Three sushi restaurants closed after Food Safety Authority discover they were being run from the bedroom of a house

Another reason not to like sushi

Eoghan Moloney of the Independent writes three unregistered online sushi restaurants were ordered to close by the Food Safety Authority of Ireland (FSAI) after it was found they were being run from a bedroom of a house in Dublin.

Koi Sushi, Nagoya Sushi and Kyoto Sushi takeaway restaurants were all registered to the same address of a house in the Santry area of Dublin and were ordered to close after the FSAI found them in breach of numerous laws around food and food safety.

Dr Pamela Byrne, Chief Executive, FSAI expressed particular concern at the conditions in which the high-risk sushi products were being stored in.

Dr Byrne said the conditions in which the Sushi restaurants were operating in “posed a grave and immediate danger” to consumer health.

“Running a food business that has not been registered and is therefore, not supervised is totally unacceptable and poses a very serious risk to consumers’ health.

“In these instances, the unregistered businesses were producing sushi without any hygiene or temperature controls. Sushi is a very high-risk product because it contains raw fish which must be kept chilled to reduce the growth of dangerous bacteria. It can also contain cooked rice, which is a ready-to-eat product that must be kept chilled.

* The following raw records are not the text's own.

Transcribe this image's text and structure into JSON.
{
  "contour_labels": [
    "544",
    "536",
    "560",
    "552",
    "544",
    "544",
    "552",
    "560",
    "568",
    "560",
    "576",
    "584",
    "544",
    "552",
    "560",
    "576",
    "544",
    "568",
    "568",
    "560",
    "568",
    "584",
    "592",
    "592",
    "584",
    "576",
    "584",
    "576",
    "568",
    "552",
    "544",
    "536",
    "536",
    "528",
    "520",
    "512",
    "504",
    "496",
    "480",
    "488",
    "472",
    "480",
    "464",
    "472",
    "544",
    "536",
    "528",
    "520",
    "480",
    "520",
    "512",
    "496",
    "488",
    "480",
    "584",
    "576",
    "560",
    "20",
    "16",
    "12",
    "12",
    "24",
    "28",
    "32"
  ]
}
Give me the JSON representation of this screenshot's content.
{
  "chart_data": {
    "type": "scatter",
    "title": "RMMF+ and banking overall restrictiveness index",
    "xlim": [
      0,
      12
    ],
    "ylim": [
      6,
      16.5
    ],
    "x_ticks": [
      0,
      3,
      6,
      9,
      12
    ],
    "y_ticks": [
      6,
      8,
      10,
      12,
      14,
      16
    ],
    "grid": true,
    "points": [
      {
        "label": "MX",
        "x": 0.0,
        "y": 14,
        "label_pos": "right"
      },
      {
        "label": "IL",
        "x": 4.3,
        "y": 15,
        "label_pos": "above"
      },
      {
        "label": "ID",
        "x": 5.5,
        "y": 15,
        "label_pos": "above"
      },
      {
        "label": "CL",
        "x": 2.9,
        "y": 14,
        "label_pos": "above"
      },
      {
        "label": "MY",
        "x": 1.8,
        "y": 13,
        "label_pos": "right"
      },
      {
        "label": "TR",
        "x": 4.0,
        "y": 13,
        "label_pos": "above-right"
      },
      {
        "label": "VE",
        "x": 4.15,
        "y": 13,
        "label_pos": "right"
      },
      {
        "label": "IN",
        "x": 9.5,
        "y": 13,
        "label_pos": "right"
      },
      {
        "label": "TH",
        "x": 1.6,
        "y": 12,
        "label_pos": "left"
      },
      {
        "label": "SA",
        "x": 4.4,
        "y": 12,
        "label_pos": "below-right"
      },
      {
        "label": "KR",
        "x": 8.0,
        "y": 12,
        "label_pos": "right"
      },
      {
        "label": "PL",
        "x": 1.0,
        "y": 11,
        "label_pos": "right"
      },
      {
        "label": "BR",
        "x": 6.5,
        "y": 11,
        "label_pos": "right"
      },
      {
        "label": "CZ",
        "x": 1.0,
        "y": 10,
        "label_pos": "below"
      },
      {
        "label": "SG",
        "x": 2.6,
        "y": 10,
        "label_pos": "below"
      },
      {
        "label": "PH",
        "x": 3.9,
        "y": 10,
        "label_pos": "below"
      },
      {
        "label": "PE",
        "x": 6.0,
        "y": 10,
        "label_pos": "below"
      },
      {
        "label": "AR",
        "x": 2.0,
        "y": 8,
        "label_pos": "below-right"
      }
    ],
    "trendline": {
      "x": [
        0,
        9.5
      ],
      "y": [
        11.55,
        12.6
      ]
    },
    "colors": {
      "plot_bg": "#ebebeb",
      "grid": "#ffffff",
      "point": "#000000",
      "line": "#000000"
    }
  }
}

“In these instances, the absence of a food safety management system, no monitoring of the cold chain and no evidence of traceability of raw ingredients posed a grave and immediate danger to consumer health,” Dr Byrne said.

The FSAI closure orders on the premises detail how food was being produced, processed and distributed in an unsatisfactory and unclean environment.

There was an absence of safe practice when handling raw fish and cooked rice, it says, with the enforcement order noting a lack of access to hand washing facilities in the ‘food prep’ area. There was also no access to hot water, which posed “a serious risk to public health.”